A song follows a pattern; your child will listen and respond. What’s going on internally is that his brain is organizing these sounds in order, something they must learn to do in order to comprehend reading.

Children learn that practice makes perfect

When your son learned to walk, he fell more than he took steps. They had to practice before they developed the skill. In early childhood, the exercise of good practice habits is important for reading and many other things.

Your child can enhance their learning instincts simply by engaging in music. Why can some children quickly learn to play the piano at such a young age? Their brain is moldable and their learning songs inspire and push them to do more.

Help with print awareness

Print awareness is a fabulous thing when your child is learning to read and write. Your children can often recognize billboards, signs, and magazines without your telling them. It is because the background of the image draws their attention and the printed concepts help them to learn through the printed text. The same is true when you let children read a printed lyric sheet in sync with their favorite lullaby.

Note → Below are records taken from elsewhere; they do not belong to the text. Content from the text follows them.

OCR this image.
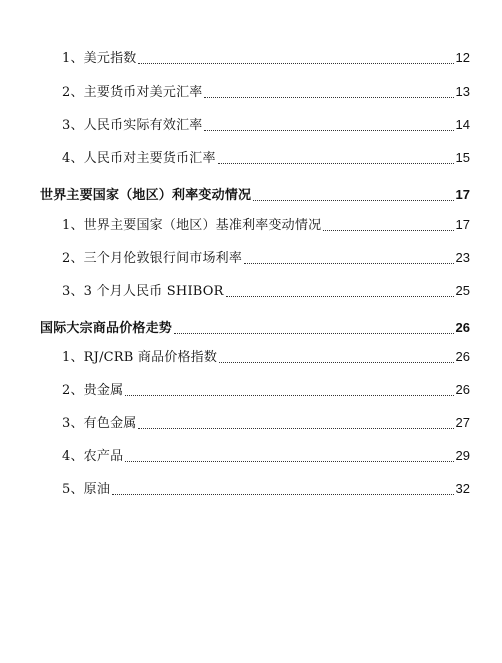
1、美元指数	12
2、主要货币对美元汇率	13
3、人民币实际有效汇率	14
4、人民币对主要货币汇率	15
世界主要国家（地区）利率变动情况	17
1、世界主要国家（地区）基准利率变动情况	17
2、三个月伦敦银行间市场利率	23
3、3 个月人民币 SHIBOR	25
国际大宗商品价格走势	26
1、RJ/CRB 商品价格指数	26
2、贵金属	26
3、有色金属	27
4、农产品	29
5、原油	32
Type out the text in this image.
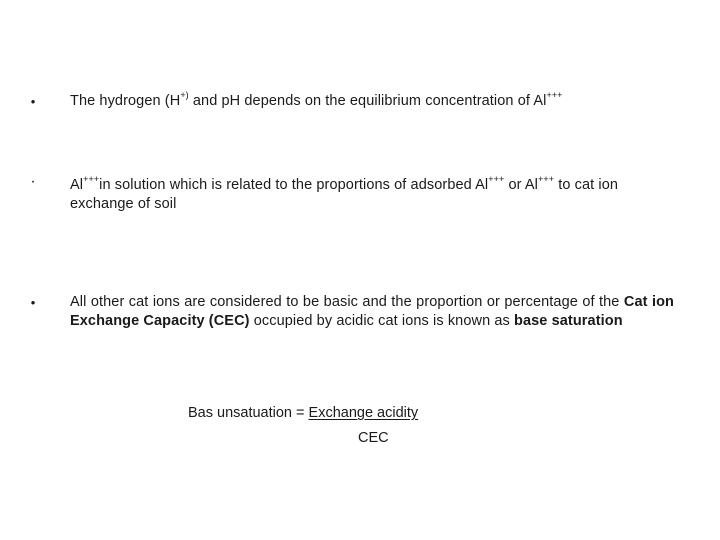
• The hydrogen (H+) and pH depends on the equilibrium concentration of Al+++
· Al+++in solution which is related to the proportions of adsorbed Al+++ or Al+++ to cat ion exchange of soil
• All other cat ions are considered to be basic and the proportion or percentage of the Cat ion Exchange Capacity (CEC) occupied by acidic cat ions is known as base saturation
Bas unsatuation = Exchange acidity
CEC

If you’ve ever had to memorize a poem or song for school, you may have discovered that the best way to learn this is by repeating it. The more you quote it, the easier it will be for your brain to remember it. In early childhood, many teachers help with literacy by introducing songs and rhymes to help them learn new concepts. Even simple songs about tying your shoes help them learn.

Teachers learned that during these songs, they could provide opportunities for language experience. When the child sees the exact words printed on the materials, she will identify these words simply by the configurations and similarities.